Oh I can tell you exactly what she would say about me because she DID say it about it. She was fine as long as we catered to her every whim and I did things exactly how she wanted. She tried to tell me what to do from large things (“why would you stay in that job? You should get a higher paying one.”) to small (“Don’t give the kids everything they want, we never sent you to camp”). I could t even do laundry right unless it was exactly her way. When I would stand up for myself and remind her I am a grown ass adult she’d get all mad and accuse me of trying to gaslight her. I don’t even understand that, but when so asked her what she meant she yelled at me.

She moved out to an apartment that is not assisted living but a lot older people live there and there is a small market in the building so she won’t starve. She won’t take her medications properly of course so I am sure there will eventually be fall out from that, and I will feel bad. But we did our best, or close to it.

The irony is we could have coexisted peacefully if she wasn’t so controlling, mean, and treating me like I was 12. Hell, I am nearly elderly myself. Maybe it is due in part to the aging brain, but she was never overly nice to me. She gave us things, sure. But not her attention or support.
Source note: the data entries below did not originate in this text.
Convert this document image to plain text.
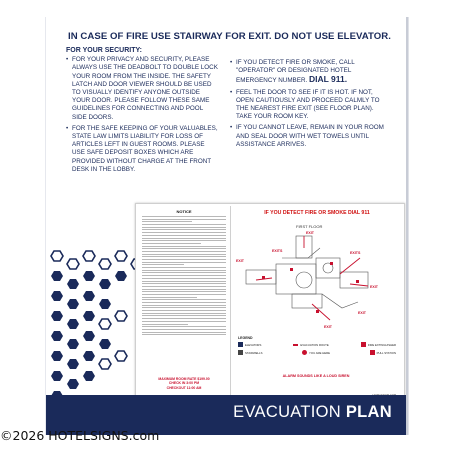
IN CASE OF FIRE USE STAIRWAY FOR EXIT. DO NOT USE ELEVATOR.
FOR YOUR SECURITY:
• FOR YOUR PRIVACY AND SECURITY, PLEASE ALWAYS USE THE DEADBOLT TO DOUBLE LOCK YOUR ROOM FROM THE INSIDE. THE SAFETY LATCH AND DOOR VIEWER SHOULD BE USED TO VISUALLY IDENTIFY ANYONE OUTSIDE YOUR DOOR. PLEASE FOLLOW THESE SAME GUIDELINES FOR CONNECTING AND POOL SIDE DOORS.
• FOR THE SAFE KEEPING OF YOUR VALUABLES, STATE LAW LIMITS LIABILITY FOR LOSS OF ARTICLES LEFT IN GUEST ROOMS. PLEASE USE SAFE DEPOSIT BOXES WHICH ARE PROVIDED WITHOUT CHARGE AT THE FRONT DESK IN THE LOBBY.
• IF YOU DETECT FIRE OR SMOKE, CALL "OPERATOR" OR DESIGNATED HOTEL EMERGENCY NUMBER. DIAL 911.
• FEEL THE DOOR TO SEE IF IT IS HOT. IF NOT, OPEN CAUTIOUSLY AND PROCEED CALMLY TO THE NEAREST FIRE EXIT (SEE FLOOR PLAN). TAKE YOUR ROOM KEY.
• IF YOU CANNOT LEAVE, REMAIN IN YOUR ROOM AND SEAL DOOR WITH WET TOWELS UNTIL ASSISTANCE ARRIVES.
NOTICE
MAXIMUM ROOM RATE $199.00
CHECK IN 3:00 PM
CHECKOUT 11:00 AM
IF YOU DETECT FIRE OR SMOKE DIAL 911
FIRST FLOOR
EXIT
EXIT
EXITS	EXITS
EXIT
EXIT
EXIT
LEGEND
ELEVATORS	EVACUATION ROUTE	FIRE EXTINGUISHER
STAIRWELLS	YOU ARE HERE	PULL STATION
ALARM SOUNDS LIKE A LOUD SIREN
EVACUATION PLAN
©2026 HOTELSIGNS.com
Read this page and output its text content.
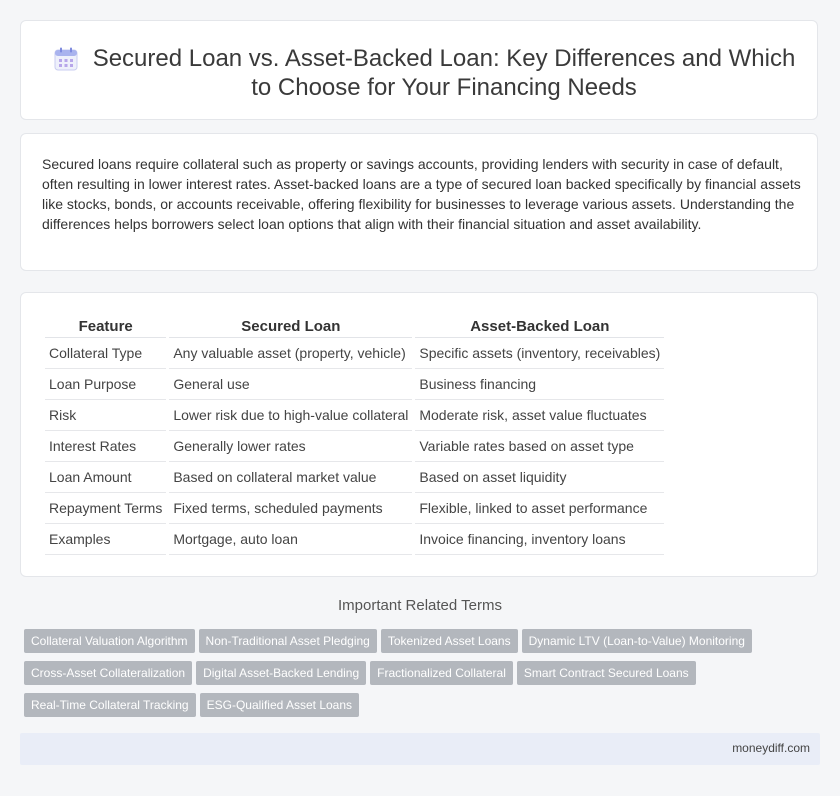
Secured Loan vs. Asset-Backed Loan: Key Differences and Which to Choose for Your Financing Needs

Secured loans require collateral such as property or savings accounts, providing lenders with security in case of default, often resulting in lower interest rates. Asset-backed loans are a type of secured loan backed specifically by financial assets like stocks, bonds, or accounts receivable, offering flexibility for businesses to leverage various assets. Understanding the differences helps borrowers select loan options that align with their financial situation and asset availability.

Feature	Secured Loan	Asset-Backed Loan
Collateral Type	Any valuable asset (property, vehicle)	Specific assets (inventory, receivables)
Loan Purpose	General use	Business financing
Risk	Lower risk due to high-value collateral	Moderate risk, asset value fluctuates
Interest Rates	Generally lower rates	Variable rates based on asset type
Loan Amount	Based on collateral market value	Based on asset liquidity
Repayment Terms	Fixed terms, scheduled payments	Flexible, linked to asset performance
Examples	Mortgage, auto loan	Invoice financing, inventory loans
Important Related Terms
Collateral Valuation Algorithm Non-Traditional Asset Pledging Tokenized Asset Loans Dynamic LTV (Loan-to-Value) MonitoringCross-Asset Collateralization Digital Asset-Backed Lending Fractionalized Collateral Smart Contract Secured LoansReal-Time Collateral Tracking ESG-Qualified Asset Loans
moneydiff.com
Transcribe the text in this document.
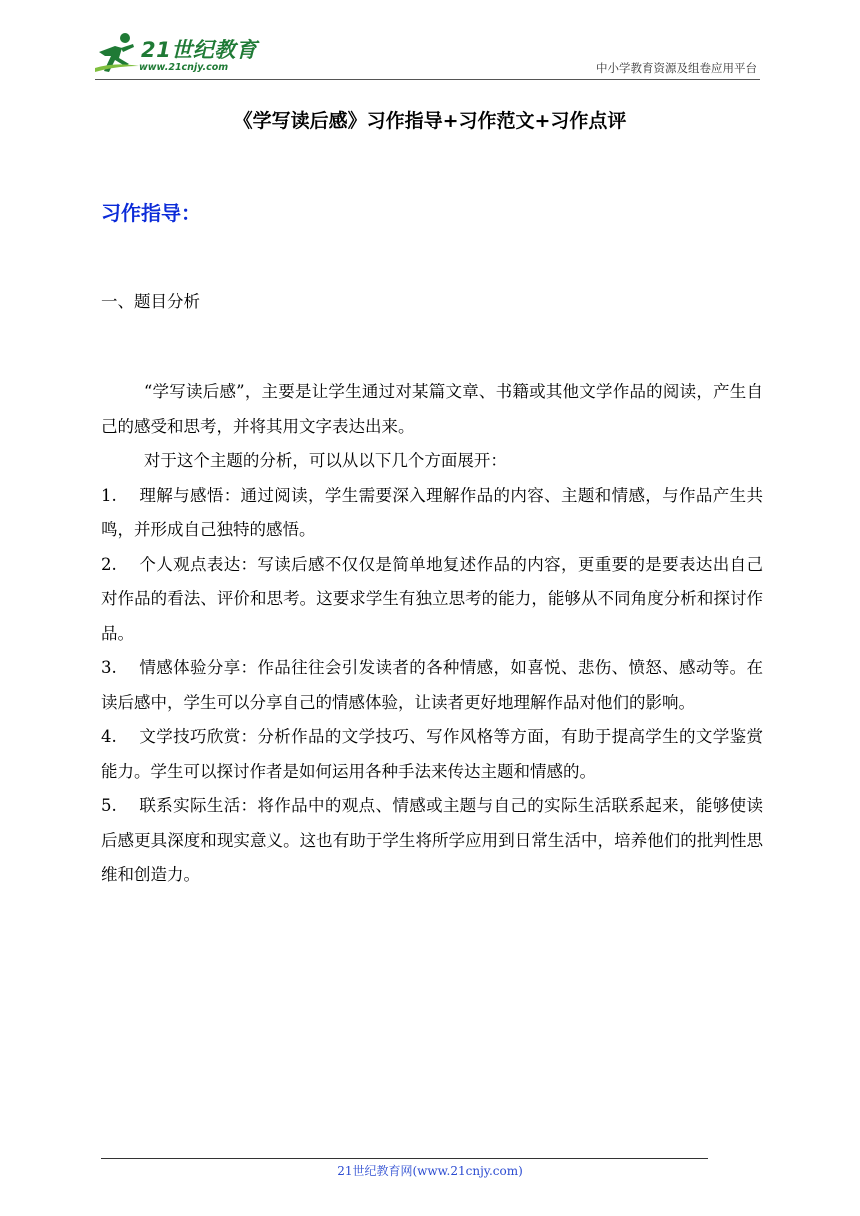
21世纪教育
www.21cnjy.com	中小学教育资源及组卷应用平台
《学写读后感》习作指导+习作范文+习作点评
习作指导：
一、题目分析

“学写读后感”，主要是让学生通过对某篇文章、书籍或其他文学作品的阅读，产生自己的感受和思考，并将其用文字表达出来。

对于这个主题的分析，可以从以下几个方面展开：

1. 理解与感悟：通过阅读，学生需要深入理解作品的内容、主题和情感，与作品产生共鸣，并形成自己独特的感悟。

2. 个人观点表达：写读后感不仅仅是简单地复述作品的内容，更重要的是要表达出自己对作品的看法、评价和思考。这要求学生有独立思考的能力，能够从不同角度分析和探讨作品。

3. 情感体验分享：作品往往会引发读者的各种情感，如喜悦、悲伤、愤怒、感动等。在读后感中，学生可以分享自己的情感体验，让读者更好地理解作品对他们的影响。

4. 文学技巧欣赏：分析作品的文学技巧、写作风格等方面，有助于提高学生的文学鉴赏能力。学生可以探讨作者是如何运用各种手法来传达主题和情感的。

5. 联系实际生活：将作品中的观点、情感或主题与自己的实际生活联系起来，能够使读后感更具深度和现实意义。这也有助于学生将所学应用到日常生活中，培养他们的批判性思维和创造力。

21世纪教育网(www.21cnjy.com)
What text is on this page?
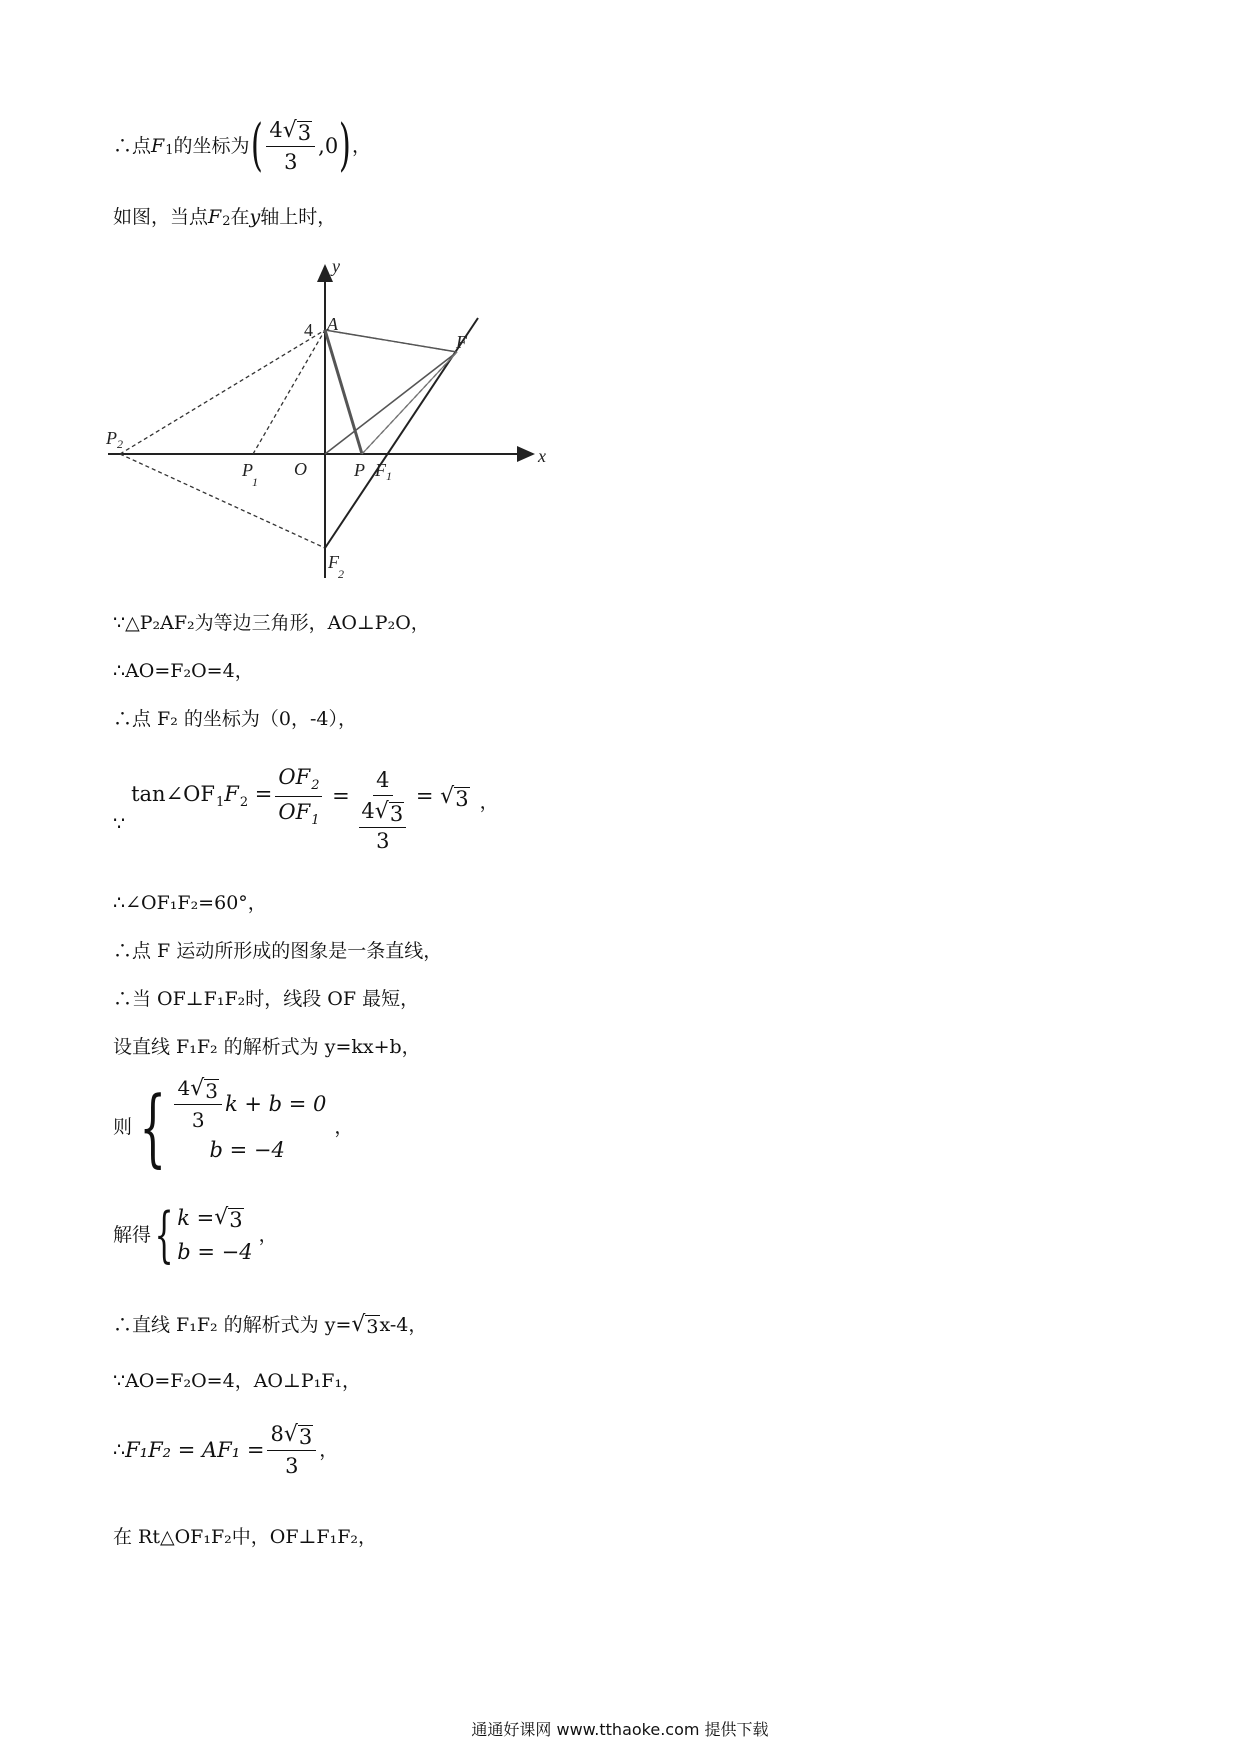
∴点 F 1 的坐标为 ( $\frac{4 √ 3}{3} ,0$ ) ，
如图，当点 F 2 在 y 轴上时，
y
x
4 A
F
P 2
P
1
O	P F 1
F
2
∵△P₂AF₂为等边三角形，AO⊥P₂O，
∴AO=F₂O=4，
∴点 F₂ 的坐标为（0，-4），
∵
$\tan\angle OF_1F_2 = \frac{OF_2}{OF_1} = 4$
4 √ 3
3 = √ 3 ，
∴∠OF₁F₂=60°，
∴点 F 运动所形成的图象是一条直线，
∴当 OF⊥F₁F₂时，线段 OF 最短，
设直线 F₁F₂ 的解析式为 y=kx+b，
则 { $\frac{4 √ 3}{3}$ k + b = 0
b = −4
，
解得 { k = √ 3
b = −4
，
∴直线 F₁F₂ 的解析式为 y= √ 3 x-4，
∵AO=F₂O=4，AO⊥P₁F₁，
∴ $F_1F_2 = AF_1 = \frac{8 √ 3}{3}$ ，
在 Rt△OF₁F₂中，OF⊥F₁F₂，
通通好课网 www.tthaoke.com 提供下载
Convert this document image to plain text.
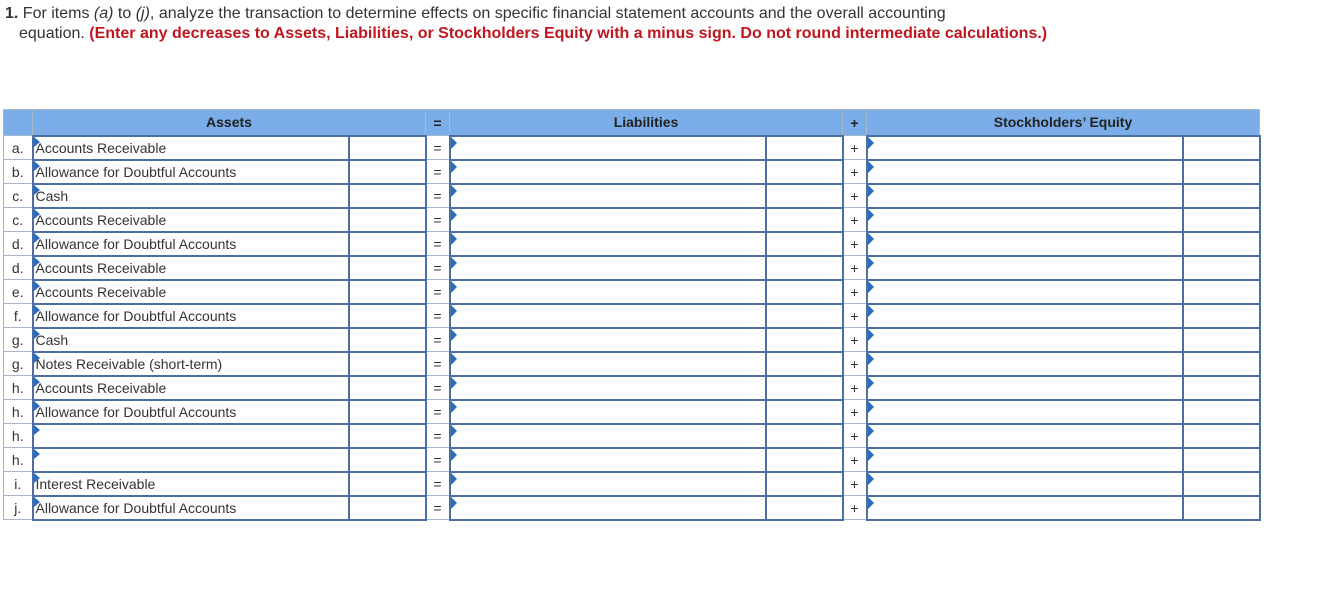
1. For items (a) to (j), analyze the transaction to determine effects on specific financial statement accounts and the overall accounting
equation. (Enter any decreases to Assets, Liabilities, or Stockholders Equity with a minus sign. Do not round intermediate calculations.)
	Assets		=	Liabilities		+	Stockholders’ Equity	
a.	Accounts Receivable		=			+	

b.	Allowance for Doubtful Accounts		=			+	

c.	Cash		=			+	

c.	Accounts Receivable		=			+	

d.	Allowance for Doubtful Accounts		=			+	

d.	Accounts Receivable		=			+	

e.	Accounts Receivable		=			+	

f.	Allowance for Doubtful Accounts		=			+	

g.	Cash		=			+	

g.	Notes Receivable (short-term)		=			+	

h.	Accounts Receivable		=			+	

h.	Allowance for Doubtful Accounts		=			+	

h.			=			+	

h.			=			+	

i.	Interest Receivable		=			+	

j.	Allowance for Doubtful Accounts		=			+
I was hoping for a nicer relationship now but guess not.

I just wish she had given us some warning, or been up front about it.
It feels like she needed to put that final knife in my back and twist it, to show me who is boss.


This reminds me of a poster this past year whose elderly father moved in and was driving her bonkers questioning or critiquing how they did everything. Must be a thing.


It is definitely a thing. My therapist who likes to share probably too much says she is dealing with this now too. That it’s about maintaining control and not being willing to give up the parenting role. That makes sense. Combined with dementia and other health problems it’s no wonder this happens. However all the more reason to seek care elsewhere when you are that age. More willing to accept help and to allow the caregiver to give care without the baggage.